As usual, I wandered, pondered, worded, scribbled, verbiaged way too much…but that is what this critter can do. The more I listened, the more I had to write about it. That is the “spell” the Cascade has me under. Call it Brain Damage, by Pink Floyd and you will most probably get it. I listen…I write…I listen some more…I write some more…then I just listen. And listen for a good long time…Pretty much everything I threw at the Cascade sounded good. Very good. Very few times did I fast forward to the next song. And that was mainly because the song did not fit the mood. And I thought about one of my initial thoughts/feelings…that odd shape and the comfort factor.


The longer I listened, the more I became accustomed to the Cascade fit and feel. It didn’t bother me nearly as much as the early feel. But, occasionally it did become a bit warm around the cups. Even in moderately cool temperatures it was a bit warm. Well, it is a closed-back after all. I’m not sure what could be done without ruining the sound signature, but maybe something in the future…I also enjoyed the varied personality of the Cascade per each source above. The wondrous detail of the #2 to the raucous good listen of the x5iii, I thoroughly enjoyed it! I haven’t had this much fun since trying to make the Apex Pinnacle2 falter…a fruitless ploy, I might add.

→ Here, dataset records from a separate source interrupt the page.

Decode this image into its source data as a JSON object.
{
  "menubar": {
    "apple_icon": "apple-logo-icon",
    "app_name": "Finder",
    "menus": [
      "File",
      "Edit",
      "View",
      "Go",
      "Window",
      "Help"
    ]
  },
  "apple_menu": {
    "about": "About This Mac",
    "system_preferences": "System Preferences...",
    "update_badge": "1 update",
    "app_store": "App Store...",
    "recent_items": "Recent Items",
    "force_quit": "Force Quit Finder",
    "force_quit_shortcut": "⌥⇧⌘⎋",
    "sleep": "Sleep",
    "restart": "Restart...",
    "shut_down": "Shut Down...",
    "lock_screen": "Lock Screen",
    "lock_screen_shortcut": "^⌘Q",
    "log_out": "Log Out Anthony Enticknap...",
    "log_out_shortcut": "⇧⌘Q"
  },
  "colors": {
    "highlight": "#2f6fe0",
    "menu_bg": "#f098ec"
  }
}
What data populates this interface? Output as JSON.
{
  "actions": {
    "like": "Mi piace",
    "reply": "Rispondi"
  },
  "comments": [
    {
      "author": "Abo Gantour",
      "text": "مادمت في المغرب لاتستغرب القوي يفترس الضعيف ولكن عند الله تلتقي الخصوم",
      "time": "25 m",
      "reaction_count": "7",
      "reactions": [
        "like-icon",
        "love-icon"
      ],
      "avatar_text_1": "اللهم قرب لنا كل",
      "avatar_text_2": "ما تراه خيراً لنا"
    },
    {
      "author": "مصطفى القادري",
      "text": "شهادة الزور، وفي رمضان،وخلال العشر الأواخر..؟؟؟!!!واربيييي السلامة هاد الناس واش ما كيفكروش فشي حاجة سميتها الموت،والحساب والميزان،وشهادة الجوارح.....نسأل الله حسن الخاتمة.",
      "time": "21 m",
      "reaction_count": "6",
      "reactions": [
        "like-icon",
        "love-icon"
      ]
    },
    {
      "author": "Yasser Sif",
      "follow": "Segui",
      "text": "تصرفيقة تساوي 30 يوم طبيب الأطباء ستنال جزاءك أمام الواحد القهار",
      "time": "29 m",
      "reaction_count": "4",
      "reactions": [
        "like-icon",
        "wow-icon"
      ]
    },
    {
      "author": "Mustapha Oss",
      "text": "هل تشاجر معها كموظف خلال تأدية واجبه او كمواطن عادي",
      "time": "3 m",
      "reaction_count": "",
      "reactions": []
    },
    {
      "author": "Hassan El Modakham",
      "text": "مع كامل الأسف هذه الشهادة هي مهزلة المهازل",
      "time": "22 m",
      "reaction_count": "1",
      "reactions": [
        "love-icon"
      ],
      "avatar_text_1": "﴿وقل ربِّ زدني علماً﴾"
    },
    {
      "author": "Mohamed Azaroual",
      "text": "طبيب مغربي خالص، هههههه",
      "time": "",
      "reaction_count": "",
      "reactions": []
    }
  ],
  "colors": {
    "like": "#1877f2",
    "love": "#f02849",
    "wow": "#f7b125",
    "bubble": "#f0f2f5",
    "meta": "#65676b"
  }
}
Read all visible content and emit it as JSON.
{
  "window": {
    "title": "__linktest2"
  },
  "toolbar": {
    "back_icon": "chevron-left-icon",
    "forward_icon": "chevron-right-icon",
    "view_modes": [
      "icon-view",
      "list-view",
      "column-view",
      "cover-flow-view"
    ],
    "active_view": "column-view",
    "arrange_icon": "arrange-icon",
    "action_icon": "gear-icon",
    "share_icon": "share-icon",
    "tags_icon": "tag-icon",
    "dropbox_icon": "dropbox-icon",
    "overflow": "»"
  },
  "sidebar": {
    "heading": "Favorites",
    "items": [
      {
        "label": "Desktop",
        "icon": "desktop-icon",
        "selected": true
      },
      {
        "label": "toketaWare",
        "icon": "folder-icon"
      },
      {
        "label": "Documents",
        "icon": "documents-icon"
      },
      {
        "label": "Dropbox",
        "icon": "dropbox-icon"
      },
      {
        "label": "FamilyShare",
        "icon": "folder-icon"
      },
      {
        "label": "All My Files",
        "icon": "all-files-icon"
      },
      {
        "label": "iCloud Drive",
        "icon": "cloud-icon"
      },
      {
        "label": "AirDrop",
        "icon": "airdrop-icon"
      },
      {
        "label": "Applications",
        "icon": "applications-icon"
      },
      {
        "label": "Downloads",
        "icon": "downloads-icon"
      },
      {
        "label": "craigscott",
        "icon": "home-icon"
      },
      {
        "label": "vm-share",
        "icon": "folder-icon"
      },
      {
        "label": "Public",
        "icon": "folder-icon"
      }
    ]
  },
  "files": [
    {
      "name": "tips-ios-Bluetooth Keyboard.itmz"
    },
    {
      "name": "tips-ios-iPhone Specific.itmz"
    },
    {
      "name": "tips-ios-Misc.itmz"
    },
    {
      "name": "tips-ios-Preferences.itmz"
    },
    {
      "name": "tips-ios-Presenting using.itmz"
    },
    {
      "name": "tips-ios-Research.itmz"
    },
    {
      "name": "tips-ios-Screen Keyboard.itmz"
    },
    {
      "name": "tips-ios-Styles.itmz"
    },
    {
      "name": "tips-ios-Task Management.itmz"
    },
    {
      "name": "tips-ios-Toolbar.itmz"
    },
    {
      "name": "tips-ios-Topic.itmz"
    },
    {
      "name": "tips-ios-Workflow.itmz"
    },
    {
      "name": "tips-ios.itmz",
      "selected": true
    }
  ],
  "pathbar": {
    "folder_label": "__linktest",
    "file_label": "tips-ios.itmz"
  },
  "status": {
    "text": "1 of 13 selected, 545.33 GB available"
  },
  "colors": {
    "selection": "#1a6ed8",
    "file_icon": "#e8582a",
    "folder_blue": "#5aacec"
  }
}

And, the longer I listened, the more I had that thought…the same one as when I first listened to the loaner Focal Elear, and the loaner Grado GH-2…that what can I sell so I can purchase this beauty feeling and thought. Again, it was so powerful back then, that I ended up purchasing both eventually. And that nag hits me with the Cascade…not quite as hard, but just like that itch on the shoulder blade or small of your back, which you cannot reach; eventually it will need scratching. My hope is I hold out until V2 comes out, or I break down. I consider it Dirty Pool, from Campfire Audio, and I will eventually lose that game. And the bet? Well, I will let you figure that out…


I want to graciously (gratuitously?…) thank @Wiljen for the loan of the Cascade. Without provocation, he offered, and I jumped. I do believe that I will be unable to repeat exactly what I said then, but suffice to say, my extended time with the Cascade was a treat, a very, very good treat. I finish this listening to Willy Nelson with Susan Tedeschi’s most excellent version of Kansas City. If you have seen neither in concert, find a place close NOW and go. Both are well worth the price of admission, and dare I say the Cascade is too. I also want to thank Ken & Campfire Audio for allowing me the honor of a “pre-tour” listen. Suffice to say, that between Will & I the critter is broken in, putting myself through close to 175hrs of “torture.” Quite gracious, generous and just plain nice. It is the companies of this character, which allow us the pleasure of their wares, and I am glad, very glad. Think Ziggy’s live version of Redemption Song, from Live at Soho, and Bob would indeed smile on this pair.